I would like to state for the record that I KNOW IT IS BAD FOR YOU TO EAT AT 1:00 AM. Please stop telling me this, universe. I get it. I shouldn't do it because Oprah and God said so. But, you know what, I am fucking hungry. And I am losing weight. SO SUCK IT UNIVERSE.

Anywho...I came home and made organic boxed macaroni and cheese. After spending hours in my CLASSICAL FRENCH COOKING SCHOOL. Escoffier literally jumped out of his coffin and punched a baby. As the noodles were boiling, I glanced at the refrigerator and saw this lovely note Tini left me when he stayed over the weekend:
I chuckled, grabbed the milk, put it back in the fridge, grabbed the heavy cream and literally said, as I was pouring it on the macaroni noodles "this one's for my homies." Then I swore to never be my friend because I was such a tool. Then I mentally high-fived Escoffier and vowed never to tell anyone about any of this. I fail at self vows.
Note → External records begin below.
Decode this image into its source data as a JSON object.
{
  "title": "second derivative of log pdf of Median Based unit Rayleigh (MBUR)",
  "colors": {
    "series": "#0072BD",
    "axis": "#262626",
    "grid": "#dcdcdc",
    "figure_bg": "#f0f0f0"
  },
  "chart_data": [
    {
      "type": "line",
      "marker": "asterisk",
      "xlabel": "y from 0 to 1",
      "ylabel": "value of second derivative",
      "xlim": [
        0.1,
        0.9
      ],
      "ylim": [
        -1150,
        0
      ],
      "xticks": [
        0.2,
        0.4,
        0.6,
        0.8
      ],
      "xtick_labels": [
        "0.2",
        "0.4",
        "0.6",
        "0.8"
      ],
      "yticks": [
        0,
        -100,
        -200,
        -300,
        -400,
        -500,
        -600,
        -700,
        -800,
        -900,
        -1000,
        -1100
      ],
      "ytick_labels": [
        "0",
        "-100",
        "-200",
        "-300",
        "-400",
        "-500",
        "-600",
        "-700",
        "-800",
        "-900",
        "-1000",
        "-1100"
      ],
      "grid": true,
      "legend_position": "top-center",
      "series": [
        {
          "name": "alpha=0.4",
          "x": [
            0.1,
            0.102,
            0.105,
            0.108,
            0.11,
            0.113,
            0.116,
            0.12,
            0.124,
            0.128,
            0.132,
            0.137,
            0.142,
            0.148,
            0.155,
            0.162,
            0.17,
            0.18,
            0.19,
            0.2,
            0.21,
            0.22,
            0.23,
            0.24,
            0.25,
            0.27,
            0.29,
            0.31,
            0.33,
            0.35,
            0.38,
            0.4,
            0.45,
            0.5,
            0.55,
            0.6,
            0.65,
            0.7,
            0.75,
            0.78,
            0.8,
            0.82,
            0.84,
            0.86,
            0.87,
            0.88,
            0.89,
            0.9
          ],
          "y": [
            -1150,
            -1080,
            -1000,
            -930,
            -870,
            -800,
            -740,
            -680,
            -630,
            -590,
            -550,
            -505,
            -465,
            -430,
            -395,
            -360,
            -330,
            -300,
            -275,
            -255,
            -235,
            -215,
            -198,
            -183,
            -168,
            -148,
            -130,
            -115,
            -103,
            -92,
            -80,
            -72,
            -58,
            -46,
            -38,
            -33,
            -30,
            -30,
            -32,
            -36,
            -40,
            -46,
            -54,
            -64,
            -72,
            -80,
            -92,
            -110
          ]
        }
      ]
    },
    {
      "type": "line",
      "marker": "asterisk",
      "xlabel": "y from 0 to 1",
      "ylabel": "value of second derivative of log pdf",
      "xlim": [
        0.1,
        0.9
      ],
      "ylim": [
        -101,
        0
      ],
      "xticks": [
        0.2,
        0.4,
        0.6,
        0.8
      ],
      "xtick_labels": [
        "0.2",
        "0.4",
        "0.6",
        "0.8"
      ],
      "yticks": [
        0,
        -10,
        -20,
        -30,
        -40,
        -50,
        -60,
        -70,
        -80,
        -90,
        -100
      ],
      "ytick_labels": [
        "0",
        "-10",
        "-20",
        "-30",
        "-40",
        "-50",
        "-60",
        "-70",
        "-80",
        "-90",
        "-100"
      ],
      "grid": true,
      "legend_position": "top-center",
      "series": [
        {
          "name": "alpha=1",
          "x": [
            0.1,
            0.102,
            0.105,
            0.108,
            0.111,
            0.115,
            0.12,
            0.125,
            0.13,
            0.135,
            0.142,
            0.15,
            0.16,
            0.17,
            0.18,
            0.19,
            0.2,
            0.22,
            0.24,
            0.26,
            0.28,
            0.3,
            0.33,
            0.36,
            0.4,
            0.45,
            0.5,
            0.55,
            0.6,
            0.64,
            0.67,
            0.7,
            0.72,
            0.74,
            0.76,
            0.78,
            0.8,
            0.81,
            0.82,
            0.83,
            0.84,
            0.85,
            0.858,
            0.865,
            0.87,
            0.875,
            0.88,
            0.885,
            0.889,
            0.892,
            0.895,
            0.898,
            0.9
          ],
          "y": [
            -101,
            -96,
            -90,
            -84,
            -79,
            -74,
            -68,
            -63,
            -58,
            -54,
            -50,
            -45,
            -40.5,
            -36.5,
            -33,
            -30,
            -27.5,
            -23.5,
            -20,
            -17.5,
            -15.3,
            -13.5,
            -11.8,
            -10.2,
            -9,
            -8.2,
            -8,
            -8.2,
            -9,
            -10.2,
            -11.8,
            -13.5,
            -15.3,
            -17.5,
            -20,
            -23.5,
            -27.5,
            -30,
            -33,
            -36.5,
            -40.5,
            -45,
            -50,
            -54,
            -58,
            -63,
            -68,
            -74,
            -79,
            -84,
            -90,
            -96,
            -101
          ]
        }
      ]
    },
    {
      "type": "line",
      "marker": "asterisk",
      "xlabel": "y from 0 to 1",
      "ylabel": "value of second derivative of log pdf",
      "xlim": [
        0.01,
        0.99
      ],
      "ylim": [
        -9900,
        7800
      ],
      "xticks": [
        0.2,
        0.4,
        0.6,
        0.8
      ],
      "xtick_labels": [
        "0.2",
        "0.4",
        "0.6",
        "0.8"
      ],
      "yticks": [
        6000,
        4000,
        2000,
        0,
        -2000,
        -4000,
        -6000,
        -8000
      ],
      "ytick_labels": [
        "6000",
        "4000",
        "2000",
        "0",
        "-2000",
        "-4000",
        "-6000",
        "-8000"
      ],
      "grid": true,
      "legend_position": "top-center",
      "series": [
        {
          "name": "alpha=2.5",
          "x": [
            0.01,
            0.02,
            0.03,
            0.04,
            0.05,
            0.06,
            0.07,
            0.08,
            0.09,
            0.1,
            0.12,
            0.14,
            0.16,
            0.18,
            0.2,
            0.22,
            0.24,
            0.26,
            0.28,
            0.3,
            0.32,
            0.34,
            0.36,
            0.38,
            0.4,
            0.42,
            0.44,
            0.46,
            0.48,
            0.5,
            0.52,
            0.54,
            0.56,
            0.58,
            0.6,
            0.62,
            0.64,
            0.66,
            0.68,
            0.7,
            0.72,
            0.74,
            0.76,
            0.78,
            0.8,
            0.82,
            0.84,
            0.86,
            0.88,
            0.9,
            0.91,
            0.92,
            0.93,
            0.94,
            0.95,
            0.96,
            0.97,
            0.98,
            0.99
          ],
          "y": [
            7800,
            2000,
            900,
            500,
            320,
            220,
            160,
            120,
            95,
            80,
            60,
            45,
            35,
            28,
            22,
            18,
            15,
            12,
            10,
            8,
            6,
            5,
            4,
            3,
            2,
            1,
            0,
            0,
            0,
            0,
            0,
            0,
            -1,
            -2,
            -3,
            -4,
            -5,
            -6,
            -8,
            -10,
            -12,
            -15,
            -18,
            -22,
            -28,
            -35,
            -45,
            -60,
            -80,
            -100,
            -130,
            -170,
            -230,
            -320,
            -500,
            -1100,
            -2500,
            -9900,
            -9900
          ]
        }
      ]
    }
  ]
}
Neil Catrick Harris approved. Note: I let him do this long enough to take a picture. I AM PART OF THE PROBLEM. Then I sprayed him with a water bottle.
P.S.I sincerely hope that this post makes sense. I am not even going back and rereading it. I am that scared of what I just wrote.

P.P.S. At what age do the 1:00 AM terrorize everything in a 100 mile radius kitten crazies end? Because, for reals, he just tried to amputate my foot.

P.P.P.S. I am going to bed. Please still love me tomorrow.


whimsy said...

Schmerratic, you are awesome. This post is the reason that we're friends. Well, I'm sure that there are others, I just can't think of them right now.

Bradshaw said...

Oh my god, I love you for this. I just do. Awesome. And the Portuguese thing made me laugh OUT LOUD. Mostly because the first time my uncle got drunk, he was incapable of saying the word "thermometer." I sat there and corrected him six or so times, and he leaned against a bed, sighed, and said to himself (in a whisper), "thermenomener...thernemonemer...therm...thermen...fuck." Still makes me laugh to remember.

Big Jed said...

I am little behind the times at blog reading, but as a woman who is married to a Pork and Cheese man I would just like to say...... you're post made me snort.